Once the baby is born, women tend to lose a significant amount of the weight gained during pregnancy. However, it can take some time for women to get back to their weight before pregnancy. Some women never lose the excess weight.
Weight Gain Recommendations
Proper weight gain is important during pregnancy. If a woman doesn’t gain enough weight, she runs the risk of having a low-birth weight or premature baby. Gaining too much weight isn’t healthy either. Overweight women are at higher risk of developing pregnancy complications (like gestational diabetes and high blood pressure), having a very large baby, needing a cesarean delivery, and longer labor. In addition, women who gain too much weight during pregnancy have a harder time losing the excess weight after delivery.
Currently, the Institute of Medicine recommends that doctors take into account a woman’s pre-pregnancy weight before making recommendations for appropriate weight gain during pregnancy. According to Institute guidelines, a woman who is underweight before becoming pregnant (as determined by body mass index) should gain between 28 and 40 pounds. A normal-weight woman should gain 25 to 35 pounds. A woman who is overweight before pregnancy should gain 15 to 25 pounds. Obese women should gain 15 pounds. Pregnant women who are carrying more than one baby will need to gain more weight.
Reconsidering Weight Gain Guidelines
Raul Artal, M.D., a Maternal Fetal Medicine Specialist at St. Louis University, says pregnancy weight gain guidelines were developed more than 20 years ago. Since then, doctors have learned more about the need to maintain better health during pregnancy. In the past, women were often advised to take it easy and to eat enough to feed “two.” However, many women want to remain active during pregnancy and don’t want to worry about having to lose a lot of weight after the baby is born.

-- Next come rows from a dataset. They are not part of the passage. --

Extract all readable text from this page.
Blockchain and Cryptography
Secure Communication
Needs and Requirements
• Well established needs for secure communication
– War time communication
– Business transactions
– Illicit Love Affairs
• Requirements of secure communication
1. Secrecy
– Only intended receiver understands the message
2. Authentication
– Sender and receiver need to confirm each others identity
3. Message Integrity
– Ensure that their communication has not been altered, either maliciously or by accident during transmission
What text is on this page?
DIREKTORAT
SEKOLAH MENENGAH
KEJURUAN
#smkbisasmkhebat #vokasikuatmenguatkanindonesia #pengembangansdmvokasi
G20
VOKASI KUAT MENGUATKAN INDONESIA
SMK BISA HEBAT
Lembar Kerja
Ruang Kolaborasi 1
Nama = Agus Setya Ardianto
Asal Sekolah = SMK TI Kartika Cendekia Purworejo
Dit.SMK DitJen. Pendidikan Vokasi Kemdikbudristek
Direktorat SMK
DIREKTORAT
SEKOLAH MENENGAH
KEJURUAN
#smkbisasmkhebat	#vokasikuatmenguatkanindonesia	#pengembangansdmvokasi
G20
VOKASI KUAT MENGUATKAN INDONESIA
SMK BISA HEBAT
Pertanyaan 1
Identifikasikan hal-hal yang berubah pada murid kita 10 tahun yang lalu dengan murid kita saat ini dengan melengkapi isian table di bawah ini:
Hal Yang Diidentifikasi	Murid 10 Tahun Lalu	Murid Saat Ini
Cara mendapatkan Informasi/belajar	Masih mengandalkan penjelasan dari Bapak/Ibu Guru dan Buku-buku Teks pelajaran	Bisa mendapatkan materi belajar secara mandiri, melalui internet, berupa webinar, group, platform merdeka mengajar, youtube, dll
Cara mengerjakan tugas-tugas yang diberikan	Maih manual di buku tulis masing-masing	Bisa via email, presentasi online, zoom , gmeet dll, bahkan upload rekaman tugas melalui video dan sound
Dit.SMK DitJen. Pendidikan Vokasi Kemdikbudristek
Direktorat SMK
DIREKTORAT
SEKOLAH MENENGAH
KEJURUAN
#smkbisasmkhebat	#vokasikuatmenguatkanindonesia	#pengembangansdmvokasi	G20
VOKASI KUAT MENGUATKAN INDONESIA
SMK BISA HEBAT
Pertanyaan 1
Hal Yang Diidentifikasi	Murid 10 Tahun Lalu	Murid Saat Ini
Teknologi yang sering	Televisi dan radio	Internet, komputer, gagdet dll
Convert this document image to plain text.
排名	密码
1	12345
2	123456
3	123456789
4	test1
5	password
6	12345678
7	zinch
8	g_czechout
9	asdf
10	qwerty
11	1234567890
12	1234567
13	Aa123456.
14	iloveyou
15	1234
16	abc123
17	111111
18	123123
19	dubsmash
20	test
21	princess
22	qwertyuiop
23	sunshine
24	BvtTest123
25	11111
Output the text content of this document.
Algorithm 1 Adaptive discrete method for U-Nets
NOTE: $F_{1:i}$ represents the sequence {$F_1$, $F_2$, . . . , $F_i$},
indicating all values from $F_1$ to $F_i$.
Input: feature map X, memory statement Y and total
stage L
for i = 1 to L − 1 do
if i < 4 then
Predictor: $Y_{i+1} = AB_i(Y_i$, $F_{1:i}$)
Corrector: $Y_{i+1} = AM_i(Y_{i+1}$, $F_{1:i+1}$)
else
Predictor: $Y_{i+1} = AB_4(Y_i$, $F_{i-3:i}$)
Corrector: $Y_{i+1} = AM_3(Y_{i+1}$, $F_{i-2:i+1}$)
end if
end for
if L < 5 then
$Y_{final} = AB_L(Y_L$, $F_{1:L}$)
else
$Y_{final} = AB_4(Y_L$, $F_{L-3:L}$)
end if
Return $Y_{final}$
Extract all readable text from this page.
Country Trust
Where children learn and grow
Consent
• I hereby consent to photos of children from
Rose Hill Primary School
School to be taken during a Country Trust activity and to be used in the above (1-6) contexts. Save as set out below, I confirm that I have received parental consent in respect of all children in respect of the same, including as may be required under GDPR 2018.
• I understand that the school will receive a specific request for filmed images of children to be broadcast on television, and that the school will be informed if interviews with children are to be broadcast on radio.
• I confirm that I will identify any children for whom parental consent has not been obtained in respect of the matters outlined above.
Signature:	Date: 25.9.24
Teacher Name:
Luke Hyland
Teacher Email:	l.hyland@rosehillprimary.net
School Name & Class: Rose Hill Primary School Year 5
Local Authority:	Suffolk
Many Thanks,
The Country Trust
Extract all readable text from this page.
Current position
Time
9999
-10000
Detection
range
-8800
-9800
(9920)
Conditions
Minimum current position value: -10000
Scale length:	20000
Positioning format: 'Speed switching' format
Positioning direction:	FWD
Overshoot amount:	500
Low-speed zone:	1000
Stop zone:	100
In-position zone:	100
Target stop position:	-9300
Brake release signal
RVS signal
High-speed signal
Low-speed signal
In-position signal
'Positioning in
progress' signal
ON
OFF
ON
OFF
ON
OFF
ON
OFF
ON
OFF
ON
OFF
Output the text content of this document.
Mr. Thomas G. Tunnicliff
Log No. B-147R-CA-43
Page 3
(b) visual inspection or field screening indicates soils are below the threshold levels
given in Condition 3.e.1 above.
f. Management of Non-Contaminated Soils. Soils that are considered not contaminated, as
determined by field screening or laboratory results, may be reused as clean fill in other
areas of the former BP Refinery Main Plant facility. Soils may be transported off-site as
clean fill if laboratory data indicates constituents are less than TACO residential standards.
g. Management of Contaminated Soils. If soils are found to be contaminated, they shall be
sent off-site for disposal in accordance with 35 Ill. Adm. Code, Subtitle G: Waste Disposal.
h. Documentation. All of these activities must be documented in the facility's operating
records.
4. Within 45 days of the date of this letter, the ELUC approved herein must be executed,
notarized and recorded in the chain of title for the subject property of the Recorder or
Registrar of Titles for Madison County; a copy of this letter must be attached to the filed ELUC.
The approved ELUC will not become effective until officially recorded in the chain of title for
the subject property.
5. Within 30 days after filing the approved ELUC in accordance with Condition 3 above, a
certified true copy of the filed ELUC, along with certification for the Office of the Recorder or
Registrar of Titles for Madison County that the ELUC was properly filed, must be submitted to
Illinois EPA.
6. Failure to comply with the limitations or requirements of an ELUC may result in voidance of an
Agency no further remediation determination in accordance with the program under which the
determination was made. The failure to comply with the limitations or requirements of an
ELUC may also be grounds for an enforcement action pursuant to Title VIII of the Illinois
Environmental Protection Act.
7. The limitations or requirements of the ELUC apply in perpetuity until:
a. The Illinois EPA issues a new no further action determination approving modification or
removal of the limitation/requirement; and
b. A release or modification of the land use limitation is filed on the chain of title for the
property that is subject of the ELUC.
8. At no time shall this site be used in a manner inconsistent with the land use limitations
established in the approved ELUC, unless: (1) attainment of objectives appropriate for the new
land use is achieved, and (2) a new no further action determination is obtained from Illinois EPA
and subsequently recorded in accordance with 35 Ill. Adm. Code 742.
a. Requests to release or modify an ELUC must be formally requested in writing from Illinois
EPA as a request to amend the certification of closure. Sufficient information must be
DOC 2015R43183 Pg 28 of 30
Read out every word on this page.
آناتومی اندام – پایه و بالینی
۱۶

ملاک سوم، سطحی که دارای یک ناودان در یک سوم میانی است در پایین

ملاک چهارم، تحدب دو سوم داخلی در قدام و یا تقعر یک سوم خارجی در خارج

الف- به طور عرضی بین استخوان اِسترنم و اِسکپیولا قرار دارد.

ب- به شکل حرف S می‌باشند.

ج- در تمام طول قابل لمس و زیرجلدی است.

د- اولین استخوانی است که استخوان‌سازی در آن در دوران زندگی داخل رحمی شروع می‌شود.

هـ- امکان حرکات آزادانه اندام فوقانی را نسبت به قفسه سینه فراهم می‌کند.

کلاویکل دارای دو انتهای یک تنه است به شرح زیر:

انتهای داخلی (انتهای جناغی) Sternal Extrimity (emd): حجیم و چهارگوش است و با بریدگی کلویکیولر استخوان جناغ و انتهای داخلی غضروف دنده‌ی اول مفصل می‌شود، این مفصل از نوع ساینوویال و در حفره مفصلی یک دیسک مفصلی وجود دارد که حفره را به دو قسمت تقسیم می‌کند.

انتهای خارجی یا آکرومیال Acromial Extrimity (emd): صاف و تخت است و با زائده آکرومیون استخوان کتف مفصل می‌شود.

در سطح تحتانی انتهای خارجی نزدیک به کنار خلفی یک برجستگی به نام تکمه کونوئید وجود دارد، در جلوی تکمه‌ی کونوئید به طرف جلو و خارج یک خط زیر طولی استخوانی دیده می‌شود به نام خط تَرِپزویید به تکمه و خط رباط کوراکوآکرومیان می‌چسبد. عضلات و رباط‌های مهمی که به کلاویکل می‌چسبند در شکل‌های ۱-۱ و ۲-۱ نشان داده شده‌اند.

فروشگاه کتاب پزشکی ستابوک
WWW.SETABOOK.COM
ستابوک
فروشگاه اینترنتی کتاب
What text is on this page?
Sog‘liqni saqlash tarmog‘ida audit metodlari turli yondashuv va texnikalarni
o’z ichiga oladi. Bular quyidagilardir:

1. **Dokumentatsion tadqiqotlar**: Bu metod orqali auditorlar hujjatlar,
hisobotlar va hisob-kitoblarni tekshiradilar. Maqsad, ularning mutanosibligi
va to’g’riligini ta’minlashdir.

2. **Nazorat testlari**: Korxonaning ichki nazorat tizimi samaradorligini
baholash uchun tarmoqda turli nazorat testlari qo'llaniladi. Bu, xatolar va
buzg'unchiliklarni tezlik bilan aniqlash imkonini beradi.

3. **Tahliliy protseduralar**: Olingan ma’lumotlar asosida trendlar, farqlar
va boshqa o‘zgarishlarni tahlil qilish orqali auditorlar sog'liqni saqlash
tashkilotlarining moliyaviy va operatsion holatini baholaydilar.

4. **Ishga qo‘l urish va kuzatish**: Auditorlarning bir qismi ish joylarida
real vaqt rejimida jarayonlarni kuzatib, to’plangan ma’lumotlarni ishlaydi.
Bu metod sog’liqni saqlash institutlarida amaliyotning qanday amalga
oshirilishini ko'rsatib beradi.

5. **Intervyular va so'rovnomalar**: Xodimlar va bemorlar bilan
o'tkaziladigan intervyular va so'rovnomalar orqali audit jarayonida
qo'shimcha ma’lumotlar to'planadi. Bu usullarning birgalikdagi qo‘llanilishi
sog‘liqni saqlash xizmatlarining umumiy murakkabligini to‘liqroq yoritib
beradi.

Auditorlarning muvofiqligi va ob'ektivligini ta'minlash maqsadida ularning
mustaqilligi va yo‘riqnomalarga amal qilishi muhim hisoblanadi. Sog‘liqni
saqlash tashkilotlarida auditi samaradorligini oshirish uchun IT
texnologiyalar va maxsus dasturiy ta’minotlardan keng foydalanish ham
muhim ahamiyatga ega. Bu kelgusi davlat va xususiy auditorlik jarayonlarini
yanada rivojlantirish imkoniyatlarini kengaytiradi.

Artal says, instead of following broad guidelines, doctors should take a more individualized approach to weight gain recommendations. Ultrasound measurements can be used to monitor the growth of the fetus. As long as the baby is growing as expected, women shouldn’t have to worry about eating enough food for “two.” Women should concentrate on staying active (unless there are health concerns for her or the fetus) and eating a healthy diet.
Artal’s advice is very timely. A recent study from the Harvard Medical School found women who follow the traditional pregnancy weight gain recommendations may be setting the groundwork for obesity in their children. Using the Institute of Medicine guidelines for pregnancy weight gain recommendations, the researchers found women who gained too much weight and those who gained an acceptable weight had children who were overweight by age three.